Текст любопытен в том числе и тем, что Белугина описывает методы, с помощью которых пытается обозначить «кейс» этого семинара, практически не оставившего после себя письменных свидетельств, и оценить его значимость для социокультурного контекста середины 1970-х (речь о специальных техниках интервью, работы с полем частной устной речи). Пытаясь определить «облик и наполнение» семинара, она сравнивает традиции неформального общения в Москве и Ленинграде, которые весьма различались и которые идейный вдохновитель Михаил Шейнкер пытался совместить в своей практике.

«Семинар Шейнкера — Чачко был значим как пространство, внутри которого вырабатывались новые творческие методы и языки самоописания неофициальной культуры, в частности московского концептуализма. На семинаре сталкивались различные авторские стратегии, уже существовавшие внутри неофициального искусства, и превращались из разрозненных творческих интуиций и локальных способов разговора в осознанные эстетические программы и в новые языки говорения об искусстве».



Миряне и Счетовод


Странное родство с «неброскими стихами» того, кого называли «дедом» Лианозовской школы, чувствует молодой поэт, прозаик и искусствовед Сорин Брут (Никита Павловский). Что, казалось бы, он, родившийся в 1996 году, может почерпнуть в текстах из «такого прошлого, которому вряд ли способен сопереживать»? Его чуткая и подробная статья «Воздух между костяшками счетов. Заметки об оптике Евгения Кропивницкого» («Новый мир», № 3, 2022) — «не исследование», а скорее «попытка разговора с книгой поэта, опыт прочтения и интерпретации», и, кроме того, нащупывание  ответов на личные вопросы.

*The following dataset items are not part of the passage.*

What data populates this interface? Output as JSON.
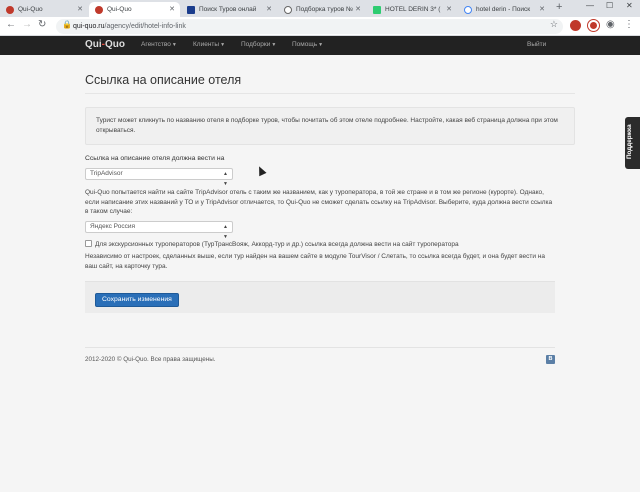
{
  "browser": {
    "tabs": [
      {
        "label": "Qui-Quo",
        "active": false
      },
      {
        "label": "Qui-Quo",
        "active": true
      },
      {
        "label": "Поиск Туров онлай",
        "active": false
      },
      {
        "label": "Подборка туров №",
        "active": false
      },
      {
        "label": "HOTEL DERIN 3* (",
        "active": false
      },
      {
        "label": "hotel derin - Поиск",
        "active": false
      }
    ],
    "url_host": "qui-quo.ru",
    "url_path": "/agency/edit/hotel-info-link"
  },
  "navbar": {
    "logo_left": "Qui",
    "logo_dash": "-",
    "logo_right": "Quo",
    "items": [
      "Агентство",
      "Клиенты",
      "Подборки",
      "Помощь"
    ],
    "logout": "Выйти"
  },
  "page": {
    "title": "Ссылка на описание отеля",
    "intro": "Турист может кликнуть по названию отеля в подборке туров, чтобы почитать об этом отеле подробнее. Настройте, какая веб страница должна при этом открываться.",
    "link_label": "Ссылка на описание отеля должна вести на",
    "link_select_value": "TripAdvisor",
    "explanation": "Qui-Quo попытается найти на сайте TripAdvisor отель с таким же названием, как у туроператора, в той же стране и в том же регионе (курорте). Однако, если написание этих названий у ТО и у TripAdvisor отличается, то Qui-Quo не сможет сделать ссылку на TripAdvisor. Выберите, куда должна вести ссылка в таком случае:",
    "fallback_select_value": "Яндекс Россия",
    "checkbox_label": "Для экскурсионных туроператоров (ТурТрансВояж, Аккорд-тур и др.) ссылка всегда должна вести на сайт туроператора",
    "note": "Независимо от настроек, сделанных выше, если тур найден на вашем сайте в модуле TourVisor / Слетать, то ссылка всегда будет, и она будет вести на ваш сайт, на карточку тура.",
    "save_button": "Сохранить изменения",
    "footer": "2012-2020 © Qui-Quo. Все права защищены.",
    "vk": "В",
    "support": "Поддержка"
  }
}
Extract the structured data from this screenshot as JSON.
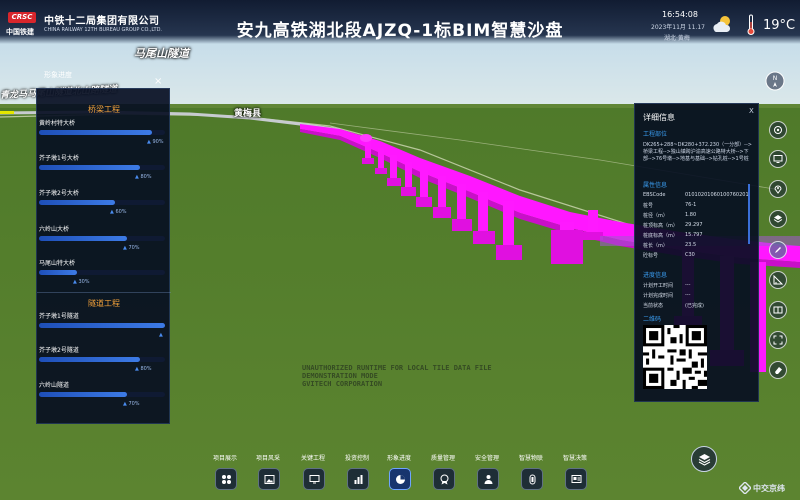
{
  "header": {
    "logo_text": "CRSC",
    "logo_subtitle": "中国铁建",
    "company_name": "中铁十二局集团有限公司",
    "company_name_en": "CHINA RAILWAY 12TH BUREAU GROUP CO.,LTD.",
    "title": "安九高铁湖北段AJZQ-1标BIM智慧沙盘",
    "time": "16:54:08",
    "date": "2023年11月 11.17",
    "location": "湖北·黄梅",
    "temperature": "19°C",
    "weather_icon": "cloud-sun-icon"
  },
  "scene": {
    "tunnel_label_top": "马尾山隧道",
    "tunnel_label_left": "青龙马马尾山隧道北山路隧道",
    "county_label": "黄梅县",
    "watermark": [
      "UNAUTHORIZED RUNTIME FOR LOCAL TILE DATA FILE",
      "DEMONSTRATION MODE",
      "GVITECH CORPORATION"
    ],
    "colors": {
      "ground": "#5a7e2c",
      "sky": "#cfe3f0",
      "bridge": "#ff19ff"
    }
  },
  "left_panel": {
    "tag": "形象进度",
    "close_icon": "×",
    "bridge_section_title": "桥梁工程",
    "tunnel_section_title": "隧道工程",
    "bridges": [
      {
        "name": "黄岭村特大桥",
        "percent": 90,
        "percent_label": "90%"
      },
      {
        "name": "芥子墩1号大桥",
        "percent": 80,
        "percent_label": "80%"
      },
      {
        "name": "芥子墩2号大桥",
        "percent": 60,
        "percent_label": "60%"
      },
      {
        "name": "六岭山大桥",
        "percent": 70,
        "percent_label": "70%"
      },
      {
        "name": "马尾山特大桥",
        "percent": 30,
        "percent_label": "30%"
      }
    ],
    "tunnels": [
      {
        "name": "芥子墩1号隧道",
        "percent": 100,
        "percent_label": ""
      },
      {
        "name": "芥子墩2号隧道",
        "percent": 80,
        "percent_label": "80%"
      },
      {
        "name": "六岭山隧道",
        "percent": 70,
        "percent_label": "70%"
      }
    ]
  },
  "detail_panel": {
    "title": "详细信息",
    "close_icon": "X",
    "section_location": "工程部位",
    "location_path": "DK265+288~DK280+372.230（一分部）-->桥梁工程-->独山镇跨沪渝高速公路特大桥-->下部-->76号墩-->地基与基础-->钻孔桩-->1号桩",
    "section_attributes": "属性信息",
    "attributes": [
      {
        "key": "EBSCode",
        "value": "01010201060100760201"
      },
      {
        "key": "桩号",
        "value": "76-1"
      },
      {
        "key": "桩径（m）",
        "value": "1.80"
      },
      {
        "key": "桩顶标高（m）",
        "value": "29.297"
      },
      {
        "key": "桩底标高（m）",
        "value": "15.797"
      },
      {
        "key": "桩长（m）",
        "value": "23.5"
      },
      {
        "key": "砼标号",
        "value": "C30"
      }
    ],
    "section_progress": "进度信息",
    "progress": [
      {
        "key": "计划开工时间",
        "value": "---"
      },
      {
        "key": "计划完成时间",
        "value": "---"
      },
      {
        "key": "当前状态",
        "value": "(已完成)"
      }
    ],
    "section_qr": "二维码"
  },
  "toolbar": {
    "compass_label": "N",
    "tools": [
      "target-icon",
      "monitor-icon",
      "location-pin-icon",
      "layers-icon",
      "pen-icon",
      "measure-icon",
      "split-view-icon",
      "fullscreen-icon",
      "eraser-icon"
    ]
  },
  "bottom_nav": {
    "items": [
      {
        "label": "项目展示",
        "icon": "grid-icon",
        "active": false
      },
      {
        "label": "项目风采",
        "icon": "image-icon",
        "active": false
      },
      {
        "label": "关键工程",
        "icon": "monitor-icon",
        "active": false
      },
      {
        "label": "投资控制",
        "icon": "bar-chart-icon",
        "active": false
      },
      {
        "label": "形象进度",
        "icon": "pie-chart-icon",
        "active": true
      },
      {
        "label": "质量管理",
        "icon": "quality-badge-icon",
        "active": false
      },
      {
        "label": "安全管理",
        "icon": "worker-icon",
        "active": false
      },
      {
        "label": "智慧物联",
        "icon": "iot-chip-icon",
        "active": false
      },
      {
        "label": "智慧决策",
        "icon": "decision-screen-icon",
        "active": false
      }
    ]
  },
  "brand": {
    "text": "中交京纬"
  }
}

«В период культурной и идейной растерянности взгляд назад — распространенная стратегия, — пишет Брут. — Она позволяет отыскать в прошлом скрытые причины современной ситуации и пути выхода из нее». Ответ — в оптике и интонации Кропивницкого, поэзия которого — «форма «доморощенной», но от этого не менее ценной философии». Социальная критика у «деда» «определяется космическим ракурсом», изначальной «планетарностью» взгляда. Его окраинные миры населяют не обыватели, а миряне («мир мирствует», по Хайдеггеру). Им противостоит «счетовод», целенаправленно завоевывающий земной уют: реальность, увиденная его глазами, есть «оголенность» мира.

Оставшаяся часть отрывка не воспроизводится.